Cybersecurity: What’s Real, What’s Not and What’s Next? (20th Feburary 2018)

Over the past decade or so we have become increasingly dependent on technology in our daily lives; this has opened us up to a much foreseen and somewhat dystopian threat – that of ‘cybersecurity’.

While in the late 1990s and early 2000s cybersecurity only seemed an issue for your company’s IT team, today it’s a multi-billion pound global industry that is expected to top £1 trillion by 2022.

Whether it’s an email scam targeted at individuals, a corporate data theft affecting millions of people at one time or a DDoS attack, the rise in cyberattacks and their increasing reach has made cybersecurity a focus of everyone’s attention to the point where we’re no longer so worried about someone stealing our wallet but stealing our entire digitised life.

Every day one hears of moral panics in business and outrage in society about ‘cybersecurity’. This talk will describe in outline what the real issues are – and why they’re real – and address some of the persistent myths around the subject.

Our Speaker will speculate on likely developments in the field – in terms of emergent technologies and their accompanying risks – and on the likely evolution of organisations, from commercial enterprises to national governments and individual consumers, as they move to mitigate these new risks.

Book here to hear our speaker – Henrik Kiertzner – give examples of cybersecurity developments, realities, truths and myths and shed some light on the evolution, challenges and solutions that will arise.

About our Speaker: Henrik Kiertzner

Henrik Kiertzner served in the British Army worldwide for many years, as a linguist and intelligence specialist.

Since leaving the Army in 2000, he has been, variously, IT Director of an international engineering consultancy, a security and risk consultant in both real-world and cyber domains and now makes a living discussing and delivering analytics and big data solutions to cybersecurity challenges throughout EMEA.

Among his proudest achievements are co-authorship of the security strategy for the London Olympic Park, authorship of a national border security strategy for the last-but-two government of a now failed state and the specification and delivery of a security architecture supporting a NATO nation’s newly-deployed battlefield management system.

Henrik prides himself on using his linguistic skills to interpret between suit and t-shirt. He is a Fellow of the British Computer Society, a Chartered Information Technology Professional, a Member of the Institution of Engineering and Technology and holds a valid Cycling Proficiency Certificate.

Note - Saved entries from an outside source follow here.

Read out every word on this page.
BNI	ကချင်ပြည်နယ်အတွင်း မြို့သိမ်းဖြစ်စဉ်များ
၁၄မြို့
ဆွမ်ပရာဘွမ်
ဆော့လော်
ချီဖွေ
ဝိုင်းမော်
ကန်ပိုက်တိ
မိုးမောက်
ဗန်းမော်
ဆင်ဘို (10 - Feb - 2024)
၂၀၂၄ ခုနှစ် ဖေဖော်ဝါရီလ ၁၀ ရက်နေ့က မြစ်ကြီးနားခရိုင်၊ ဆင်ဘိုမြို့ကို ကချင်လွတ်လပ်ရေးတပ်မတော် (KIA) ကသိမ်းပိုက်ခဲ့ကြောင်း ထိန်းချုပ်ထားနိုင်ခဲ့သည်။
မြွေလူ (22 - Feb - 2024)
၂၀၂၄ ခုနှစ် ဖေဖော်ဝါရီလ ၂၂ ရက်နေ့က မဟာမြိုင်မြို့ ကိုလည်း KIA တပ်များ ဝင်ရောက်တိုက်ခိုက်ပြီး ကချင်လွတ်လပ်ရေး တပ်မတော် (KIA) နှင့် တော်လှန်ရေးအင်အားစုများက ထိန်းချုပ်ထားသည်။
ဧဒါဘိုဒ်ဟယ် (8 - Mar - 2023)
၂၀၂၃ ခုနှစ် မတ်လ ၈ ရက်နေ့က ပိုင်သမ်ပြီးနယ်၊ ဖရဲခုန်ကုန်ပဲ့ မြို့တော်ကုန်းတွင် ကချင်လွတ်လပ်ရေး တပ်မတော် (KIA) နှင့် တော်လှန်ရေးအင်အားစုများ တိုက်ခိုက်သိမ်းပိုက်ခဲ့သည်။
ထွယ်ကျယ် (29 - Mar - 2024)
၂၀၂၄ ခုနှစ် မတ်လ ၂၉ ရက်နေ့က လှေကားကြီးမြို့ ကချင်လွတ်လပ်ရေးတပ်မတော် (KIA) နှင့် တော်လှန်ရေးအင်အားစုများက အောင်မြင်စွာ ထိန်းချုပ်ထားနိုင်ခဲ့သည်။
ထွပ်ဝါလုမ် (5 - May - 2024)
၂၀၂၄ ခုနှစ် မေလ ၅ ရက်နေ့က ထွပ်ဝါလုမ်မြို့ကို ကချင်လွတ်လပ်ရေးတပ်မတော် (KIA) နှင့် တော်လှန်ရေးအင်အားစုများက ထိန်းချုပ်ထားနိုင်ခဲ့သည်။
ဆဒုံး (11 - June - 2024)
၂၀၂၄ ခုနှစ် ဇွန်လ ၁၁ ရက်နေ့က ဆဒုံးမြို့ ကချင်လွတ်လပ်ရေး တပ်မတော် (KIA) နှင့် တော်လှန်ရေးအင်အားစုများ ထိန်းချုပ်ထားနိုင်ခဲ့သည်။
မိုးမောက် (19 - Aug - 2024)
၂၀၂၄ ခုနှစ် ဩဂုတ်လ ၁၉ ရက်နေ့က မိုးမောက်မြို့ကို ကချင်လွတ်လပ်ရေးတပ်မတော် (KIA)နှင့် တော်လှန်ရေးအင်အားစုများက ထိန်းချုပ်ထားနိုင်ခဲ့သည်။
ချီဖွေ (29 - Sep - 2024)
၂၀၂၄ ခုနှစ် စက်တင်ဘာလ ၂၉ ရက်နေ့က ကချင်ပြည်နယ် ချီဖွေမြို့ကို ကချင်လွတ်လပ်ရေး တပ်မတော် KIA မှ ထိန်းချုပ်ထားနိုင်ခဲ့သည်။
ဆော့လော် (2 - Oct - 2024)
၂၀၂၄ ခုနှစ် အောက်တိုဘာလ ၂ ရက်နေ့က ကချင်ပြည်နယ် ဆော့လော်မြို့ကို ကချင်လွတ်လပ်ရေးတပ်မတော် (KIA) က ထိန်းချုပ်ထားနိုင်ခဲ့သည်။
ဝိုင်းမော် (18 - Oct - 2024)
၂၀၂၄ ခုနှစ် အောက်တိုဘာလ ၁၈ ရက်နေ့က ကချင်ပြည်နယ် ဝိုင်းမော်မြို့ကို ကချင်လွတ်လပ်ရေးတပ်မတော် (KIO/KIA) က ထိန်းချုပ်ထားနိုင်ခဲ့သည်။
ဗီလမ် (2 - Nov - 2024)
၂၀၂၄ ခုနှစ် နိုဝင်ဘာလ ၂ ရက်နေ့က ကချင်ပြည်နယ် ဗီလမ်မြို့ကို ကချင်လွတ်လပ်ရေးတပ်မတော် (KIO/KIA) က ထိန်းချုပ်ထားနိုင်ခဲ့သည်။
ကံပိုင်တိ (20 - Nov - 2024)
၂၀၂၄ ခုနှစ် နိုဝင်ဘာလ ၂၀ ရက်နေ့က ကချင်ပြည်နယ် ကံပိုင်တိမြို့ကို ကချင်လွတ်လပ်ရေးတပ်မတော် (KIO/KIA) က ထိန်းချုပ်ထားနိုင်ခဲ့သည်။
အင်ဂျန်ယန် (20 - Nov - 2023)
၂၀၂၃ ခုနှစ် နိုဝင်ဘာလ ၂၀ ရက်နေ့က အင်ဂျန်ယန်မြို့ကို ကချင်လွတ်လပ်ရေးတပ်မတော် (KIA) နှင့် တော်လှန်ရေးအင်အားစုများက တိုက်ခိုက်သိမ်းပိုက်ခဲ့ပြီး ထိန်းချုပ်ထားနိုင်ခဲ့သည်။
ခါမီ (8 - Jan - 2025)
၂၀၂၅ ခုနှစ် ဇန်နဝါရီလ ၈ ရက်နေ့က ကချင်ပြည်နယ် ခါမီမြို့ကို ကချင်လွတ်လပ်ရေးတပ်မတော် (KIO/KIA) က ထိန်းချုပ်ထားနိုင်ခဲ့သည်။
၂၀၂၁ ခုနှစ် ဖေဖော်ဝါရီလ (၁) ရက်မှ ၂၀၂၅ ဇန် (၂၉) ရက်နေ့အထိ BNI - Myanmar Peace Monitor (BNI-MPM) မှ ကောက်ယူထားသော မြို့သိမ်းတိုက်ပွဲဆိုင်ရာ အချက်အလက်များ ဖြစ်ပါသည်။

Beyond the AI Hype: Or is that just a Chatbot winding us up? (21 November 2017)

Globally-renowned scientists and entrepreneurs have warned of the immensity and immediacy of threat from AI. Prof Stephen Hawking said in 2014 “The development of full artificial intelligence could spell the end of the human race.” But is this a real concern or hyperbole?

Since that first alarming statement, Stephen Hawking, Elon Musk, and dozens of artificial intelligence experts signed an open letter on artificial intelligence calling for research on the societal impacts of AI. The letter affirmed that “society can reap great potential benefits from artificial intelligence, but called for concrete research on how to prevent certain potential ‘pitfalls’: artificial intelligence has the potential to eradicate disease and poverty, but researchers must not create something which cannot be controlled.”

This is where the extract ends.